A woman surnamed Guo was riding her bicycle along the Caogong Canal in Greater Kaohsiung when, allegedly because there were no warning signs for construction that was underway, she suddenly had a fatal fall at a section of the canal that was 1.7m deep. Her family filed for restitution. The Kaohsiung District Court said that she was 70 percent at fault for the accident because she did not get off her bicycle and walk it. The court ruling says that the Greater Kaohsiung Water Resources Department owes the family NT$1.14 million (US$37,700).
The department says that the path at the scene of the incident is less than 50cm wide, adding that there is a barrier installed at one side. The walkway is for pedestrians, and people generally know that it is not meant for cycling, the department says. The path is now closed and signs have been added to keep people from misusing the paths, the department says, adding that it has also filed an appeal.
On the morning of Feb. 10, 2012, Guo was riding her bike alongside the canal in Greater Kaohsiung’s Fongshan District when she fell to the bottom of a section of the canal 1.7m deep, dying shortly thereafter. Her family thinks the department’s beautifying landscape designs of greenery and shrubs along most of the paths have made the path too narrow at 40cm.
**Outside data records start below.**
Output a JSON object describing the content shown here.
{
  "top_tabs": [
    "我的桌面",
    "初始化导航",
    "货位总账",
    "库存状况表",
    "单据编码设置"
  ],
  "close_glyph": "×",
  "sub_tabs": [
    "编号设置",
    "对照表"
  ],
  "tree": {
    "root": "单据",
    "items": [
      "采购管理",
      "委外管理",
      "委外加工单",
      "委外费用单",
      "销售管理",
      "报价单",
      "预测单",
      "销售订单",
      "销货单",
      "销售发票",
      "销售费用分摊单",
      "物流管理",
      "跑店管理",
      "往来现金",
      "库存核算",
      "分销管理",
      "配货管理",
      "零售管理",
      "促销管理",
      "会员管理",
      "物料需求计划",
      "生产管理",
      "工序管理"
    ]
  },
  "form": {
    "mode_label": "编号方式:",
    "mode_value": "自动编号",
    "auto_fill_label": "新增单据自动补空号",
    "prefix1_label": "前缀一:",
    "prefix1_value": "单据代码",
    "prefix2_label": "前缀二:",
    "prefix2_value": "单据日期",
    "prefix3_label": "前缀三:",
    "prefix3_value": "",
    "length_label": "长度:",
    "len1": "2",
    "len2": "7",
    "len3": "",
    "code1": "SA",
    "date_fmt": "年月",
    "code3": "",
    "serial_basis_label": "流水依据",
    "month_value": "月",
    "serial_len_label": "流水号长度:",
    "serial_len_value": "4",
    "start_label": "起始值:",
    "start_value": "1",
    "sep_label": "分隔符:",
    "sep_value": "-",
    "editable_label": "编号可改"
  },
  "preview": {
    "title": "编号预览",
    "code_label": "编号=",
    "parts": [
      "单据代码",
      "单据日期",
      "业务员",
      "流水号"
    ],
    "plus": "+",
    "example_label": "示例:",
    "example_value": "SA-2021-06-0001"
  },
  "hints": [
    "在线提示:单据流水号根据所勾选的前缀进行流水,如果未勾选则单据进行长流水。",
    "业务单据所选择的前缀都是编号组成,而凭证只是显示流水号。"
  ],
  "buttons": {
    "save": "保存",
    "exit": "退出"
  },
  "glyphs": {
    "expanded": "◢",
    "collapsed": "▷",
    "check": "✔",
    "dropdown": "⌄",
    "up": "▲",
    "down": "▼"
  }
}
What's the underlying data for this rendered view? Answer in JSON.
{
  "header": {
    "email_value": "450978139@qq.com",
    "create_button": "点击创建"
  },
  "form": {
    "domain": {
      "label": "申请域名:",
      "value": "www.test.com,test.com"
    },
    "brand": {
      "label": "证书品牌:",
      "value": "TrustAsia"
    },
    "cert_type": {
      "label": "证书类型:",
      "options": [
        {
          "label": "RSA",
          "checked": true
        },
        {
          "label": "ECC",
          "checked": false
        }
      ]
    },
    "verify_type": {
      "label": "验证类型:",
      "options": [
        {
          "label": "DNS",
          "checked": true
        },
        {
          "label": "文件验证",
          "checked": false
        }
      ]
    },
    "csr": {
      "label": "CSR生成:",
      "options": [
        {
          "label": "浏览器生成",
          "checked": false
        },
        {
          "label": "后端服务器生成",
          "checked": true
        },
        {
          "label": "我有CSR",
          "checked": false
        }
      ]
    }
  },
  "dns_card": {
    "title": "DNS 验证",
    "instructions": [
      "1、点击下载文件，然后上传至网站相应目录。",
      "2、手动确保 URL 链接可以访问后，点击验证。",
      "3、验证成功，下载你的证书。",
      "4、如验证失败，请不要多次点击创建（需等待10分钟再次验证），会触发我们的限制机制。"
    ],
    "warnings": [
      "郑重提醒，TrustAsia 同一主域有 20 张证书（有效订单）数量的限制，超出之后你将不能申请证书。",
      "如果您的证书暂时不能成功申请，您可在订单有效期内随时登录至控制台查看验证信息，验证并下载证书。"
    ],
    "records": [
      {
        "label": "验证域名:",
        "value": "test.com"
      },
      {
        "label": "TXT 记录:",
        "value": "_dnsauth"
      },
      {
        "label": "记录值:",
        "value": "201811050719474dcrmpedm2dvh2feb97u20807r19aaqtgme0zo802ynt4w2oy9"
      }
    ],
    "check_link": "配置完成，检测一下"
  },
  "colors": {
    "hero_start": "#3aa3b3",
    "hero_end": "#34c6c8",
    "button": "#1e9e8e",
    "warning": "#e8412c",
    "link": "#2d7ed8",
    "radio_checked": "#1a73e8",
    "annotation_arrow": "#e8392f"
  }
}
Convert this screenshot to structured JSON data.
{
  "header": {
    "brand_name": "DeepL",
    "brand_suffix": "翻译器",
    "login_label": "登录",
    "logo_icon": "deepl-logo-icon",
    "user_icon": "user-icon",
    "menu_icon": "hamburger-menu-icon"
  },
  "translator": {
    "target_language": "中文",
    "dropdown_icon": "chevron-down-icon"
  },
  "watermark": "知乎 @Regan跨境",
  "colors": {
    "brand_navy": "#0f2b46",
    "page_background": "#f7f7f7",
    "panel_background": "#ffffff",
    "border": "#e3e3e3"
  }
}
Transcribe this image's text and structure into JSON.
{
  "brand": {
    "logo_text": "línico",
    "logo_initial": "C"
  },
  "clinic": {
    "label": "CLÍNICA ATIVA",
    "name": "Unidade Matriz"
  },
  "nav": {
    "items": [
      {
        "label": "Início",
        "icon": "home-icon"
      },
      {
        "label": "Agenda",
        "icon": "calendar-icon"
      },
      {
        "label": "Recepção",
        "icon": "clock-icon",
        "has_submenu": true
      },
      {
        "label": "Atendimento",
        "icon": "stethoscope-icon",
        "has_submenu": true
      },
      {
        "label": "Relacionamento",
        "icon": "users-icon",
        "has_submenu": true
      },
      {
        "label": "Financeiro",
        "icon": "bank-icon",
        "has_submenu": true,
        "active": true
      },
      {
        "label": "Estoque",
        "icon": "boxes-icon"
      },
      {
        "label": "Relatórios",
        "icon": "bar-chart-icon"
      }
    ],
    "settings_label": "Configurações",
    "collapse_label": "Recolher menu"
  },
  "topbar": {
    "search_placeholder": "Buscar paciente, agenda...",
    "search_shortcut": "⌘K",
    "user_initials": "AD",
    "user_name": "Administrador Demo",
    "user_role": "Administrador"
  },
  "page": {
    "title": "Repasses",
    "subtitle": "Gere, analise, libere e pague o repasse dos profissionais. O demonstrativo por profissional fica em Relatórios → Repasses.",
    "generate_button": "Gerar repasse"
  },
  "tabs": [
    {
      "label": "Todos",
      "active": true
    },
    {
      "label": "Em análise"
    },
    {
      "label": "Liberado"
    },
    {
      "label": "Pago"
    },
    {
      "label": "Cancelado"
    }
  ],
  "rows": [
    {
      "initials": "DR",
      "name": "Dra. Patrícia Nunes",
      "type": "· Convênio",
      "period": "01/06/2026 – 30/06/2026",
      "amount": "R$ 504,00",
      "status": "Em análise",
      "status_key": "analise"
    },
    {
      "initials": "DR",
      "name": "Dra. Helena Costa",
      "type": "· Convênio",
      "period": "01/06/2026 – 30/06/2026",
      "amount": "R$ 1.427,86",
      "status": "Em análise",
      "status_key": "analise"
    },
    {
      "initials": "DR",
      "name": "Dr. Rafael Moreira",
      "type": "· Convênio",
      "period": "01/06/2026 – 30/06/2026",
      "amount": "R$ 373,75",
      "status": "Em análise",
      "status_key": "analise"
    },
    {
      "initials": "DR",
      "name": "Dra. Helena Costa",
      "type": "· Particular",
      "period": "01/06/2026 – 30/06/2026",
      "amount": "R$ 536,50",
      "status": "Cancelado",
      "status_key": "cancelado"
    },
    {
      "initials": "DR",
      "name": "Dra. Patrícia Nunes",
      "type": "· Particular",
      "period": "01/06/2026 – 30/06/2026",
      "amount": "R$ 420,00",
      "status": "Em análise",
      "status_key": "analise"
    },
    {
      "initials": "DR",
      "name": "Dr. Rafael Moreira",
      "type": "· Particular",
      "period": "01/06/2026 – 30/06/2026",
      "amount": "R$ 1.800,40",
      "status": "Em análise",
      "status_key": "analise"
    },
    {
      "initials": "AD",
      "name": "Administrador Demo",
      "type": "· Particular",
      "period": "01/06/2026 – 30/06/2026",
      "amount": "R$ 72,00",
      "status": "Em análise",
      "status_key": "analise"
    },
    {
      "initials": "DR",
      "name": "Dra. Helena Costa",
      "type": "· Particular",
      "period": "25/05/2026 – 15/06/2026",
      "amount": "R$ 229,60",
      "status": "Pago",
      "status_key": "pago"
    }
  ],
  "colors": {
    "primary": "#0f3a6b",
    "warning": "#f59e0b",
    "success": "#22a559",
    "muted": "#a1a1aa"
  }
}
They also say that the shrub barriers are not high enough and there are no warning signs, which is why they wanted the nation to pay an indemnity of more than NT$4 million.
Photo: Wang Jung-hsiang, Liberty Times
The department says that this section of the path is for pedestrians only and not suitable for vehicles. Aside from creating living green fences, the department also set up barriers, offering double protection to keep pedestrians from falling down, which is why the department has denied negligence.
The judge’s investigation found that the barrier was not high enough and that there were no warning signs, constituting negligence. Since Guo did not walk her bike along the path, she is 70 percent responsible for the accident in the judge’s opinion. He also thought that it would be more reasonable for the agency to pay an indemnity of NT$1.14 million.
(Liberty Times, Translated by Kyle Jeffcoat)
1. indemnity n.
賠償；保障 (pei2 chang2; bao3 zhang4)
例: The company was forced to pay US$3 million in indemnities.
2. pedestrian n.
行人 (xing2 ren2)
例: Sidewalks are meant for pedestrians, not scooters or bicycles.
3. appeal n.
上訴 (shang4 su4)
例: My lawyer said the court was wrong and that we should file an appeal.